Photo Credit: Peter Forton
Safeguarding the beautiful waters of our region.
The Grand Traverse Bay watershed is in northwest Michigan’s lower peninsula and drains approximately 976 square miles of land. The watershed covers major portions of Antrim, Grand Traverse, Kalkaska, and Leelanau counties, encompassing 55 townships and municipalities. The largest municipality in the watershed is the City of Traverse City. Other towns and villages in the watershed include Northport, Suttons Bay, Kingsley, Acme, Kalkaska, Mancelona, Bellaire, and Elk Rapids.
The watershed may be broken up into nine distinctive major drainage basins, referred to as subwatersheds. These subwatersheds are the Elk River Chain of Lakes, Boardman River, Mitchell Creek, Acme Creek, Tobeco Creek, Yuba Creek, east bay shoreline and tributaries, west bay shoreline and tributaries, and the Old Mission Peninsula.
Grand Traverse Bay stretches along 132 miles of Lake Michigan shoreline, spans 10 miles at its widest point, stretches a lengthy 32 miles to its base in Traverse City, and is 590 feet at its deepest point. The bay is divided into western and eastern arms by a peninsula that extends northward approximately 18 miles. Overall, the prevailing opinion among experts is that the water quality in Grand Traverse Bay is excellent. Grand Traverse Bay is one of the few remaining high-quality embayments in the Great Lakes and arguably has the highest water quality of the larger Lake Michigan bays.
The Grand Traverse Bay watershed is one of the premier tourist and outdoor recreation regions in Michigan and is home to more than 150,000 people. Its natural resource base and beauty contributes significantly to the quality of life enjoyed by seasonal and year-round residents accounting for the area’s continued growth and prosperity. The Grand Traverse Bay region is currently experiencing tremendous population growth and development pressure, demonstrated by an average 34% increase in population growth in the four major counties encompassing the watershed in the last 50 years alone.

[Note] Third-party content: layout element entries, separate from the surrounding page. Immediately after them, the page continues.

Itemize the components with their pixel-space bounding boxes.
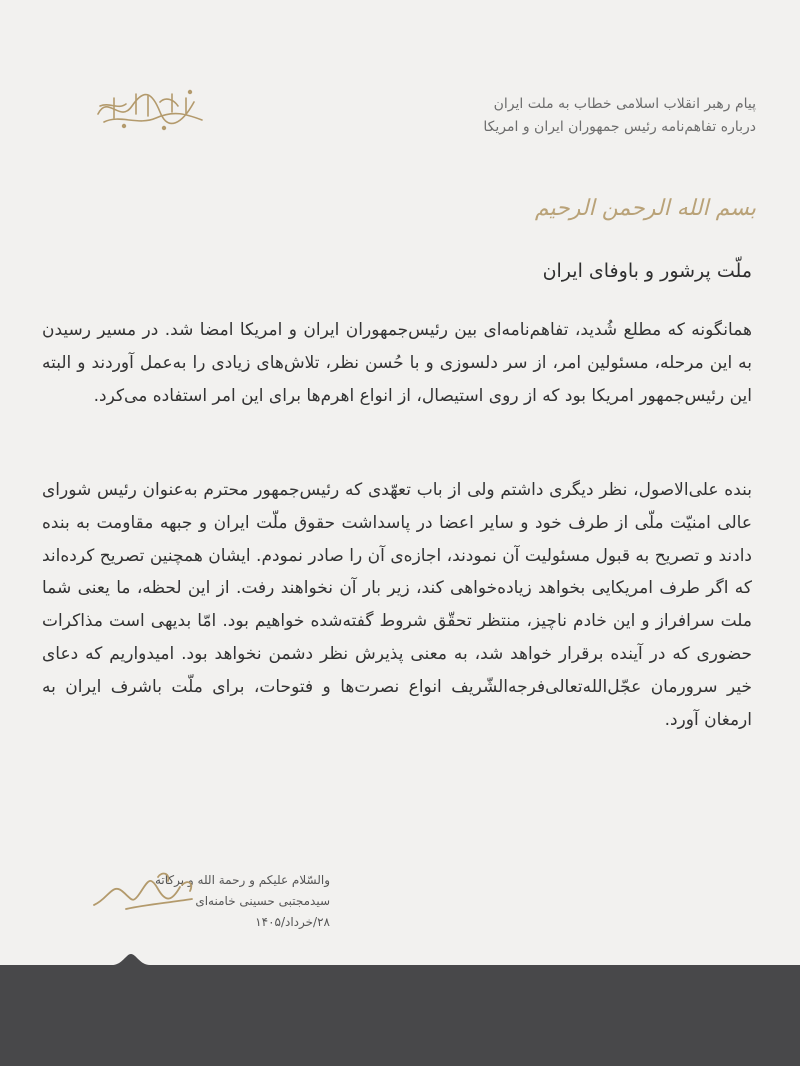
paragraph-1: همانگونه که مطلع شُدید، تفاهم‌نامه‌ای بین رئیس‌جمهوران ایران و امریکا امضا شد. در مسیر رسیدن به این مرحله، مسئولین امر، از سر دلسوزی و با حُسن نظر، تلاش‌های زیادی را به‌عمل آوردند و البته این رئیس‌جمهور امریکا بود که از روی استیصال، از انواع اهرم‌ها برای این امر استفاده می‌کرد. [42, 320, 752, 406]
basmala: بسم الله الرحمن الرحیم [534, 196, 756, 221]
closing-name: سیدمجتبی حسینی خامنه‌ای [195, 894, 330, 908]
paragraph-2: بنده علی‌الاصول، نظر دیگری داشتم ولی از باب تعهّدی که رئیس‌جمهور محترم به‌عنوان رئیس شورای عالی امنیّت ملّی از طرف خود و سایر اعضا در پاسداشت حقوق ملّت ایران و جبهه مقاومت به بنده دادند و تصریح به قبول مسئولیت آن نمودند، اجازه‌ی آن را صادر نمودم. ایشان همچنین تصریح کرده‌اند که اگر طرف امریکایی بخواهد زیاده‌خواهی کند، زیر بار آن نخواهند رفت. از این لحظه، ما یعنی شما ملت سرافراز و این خادم ناچیز، منتظر تحقّق شروط گفته‌شده خواهیم بود. امّا بدیهی است مذاکرات حضوری که در آینده برقرار خواهد شد، به معنی پذیرش نظر دشمن نخواهد بود. امیدواریم که دعای خیر سرورمان عجّل‌الله‌تعالی‌فرجه‌الشّریف انواع نصرت‌ها و فتوحات، برای ملّت باشرف ایران به ارمغان آورد. [42, 480, 752, 730]
header-line-2: درباره تفاهم‌نامه رئیس جمهوران ایران و امریکا [483, 119, 756, 135]
signature-icon [88, 865, 198, 915]
header-line-1: پیام رهبر انقلاب اسلامی خطاب به ملت ایران [493, 96, 756, 112]
closing-greeting: والسّلام علیکم و رحمة الله و برکاته [154, 873, 330, 887]
calligraphic-seal-icon [90, 84, 210, 134]
salutation: ملّت پرشور و باوفای ایران [542, 260, 752, 282]
footer-bar [0, 965, 800, 1066]
closing-date: ۲۸/خرداد/۱۴۰۵ [255, 915, 330, 929]
letter-header [336, 93, 756, 139]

Grand Traverse Bay Watershed
Square Mile Area
Miles of Lake Michigan Shoreline
Threats to the Grand Traverse Bay Watershed
Major nonpoint source pollutants (pollution that comes from many sources) in the Grand Traverse Bay watershed include sediment, nutrients, pathogens, and toxic substances. Other pollutants include thermal pollution, changes to hydrologic flow, invasive species, and loss of habitat. Many of these pollutants are either currently affecting water quality throughout the Grand Traverse Bay watershed or pose future threats if not addressed. In Grand Traverse Bay specifically, invasive species and toxic substances (including emerging contaminants like PFAS and microplastics) are priority concerns. Additionally, there are localized areas with elevated nutrients that may cause problems.
There are two essential aspects of our efforts that help us identify and assess threats to water quality and find sustainable solutions to repair and improve our waters. First, we monitor water quality in a variety of locations, often through volunteer collaboration, to identify threats, gauge restoration progress, and track changes in water quality over time. Additionally, we manage projects throughout the watershed, each implementing proven methods of pollution prevention and/or restoration. Our projects include establishing stormwater management and green infrastructure practices, installing riparian vegetation, naturalizing shorelines and streambanks, and restoring wetlands and hydrologic connectivity. We created a series of interactive maps to display the location and information associated with our monitoring and restoration sites.
Grand Traverse Bay Watershed Protection Plan
The Grand Traverse Bay Watershed Protection Plan lays out a vision and framework for watershed protection. Since the plan’s initial approval in 2003, TWC has received more than $15 million in funding to implement key portions of the watershed protection plan that annually prevents 2,232 tons of sediment, 1,623 pounds of phosphorus, and 5,358 pounds of nitrogen from entering Grand Traverse Bay and its watershed.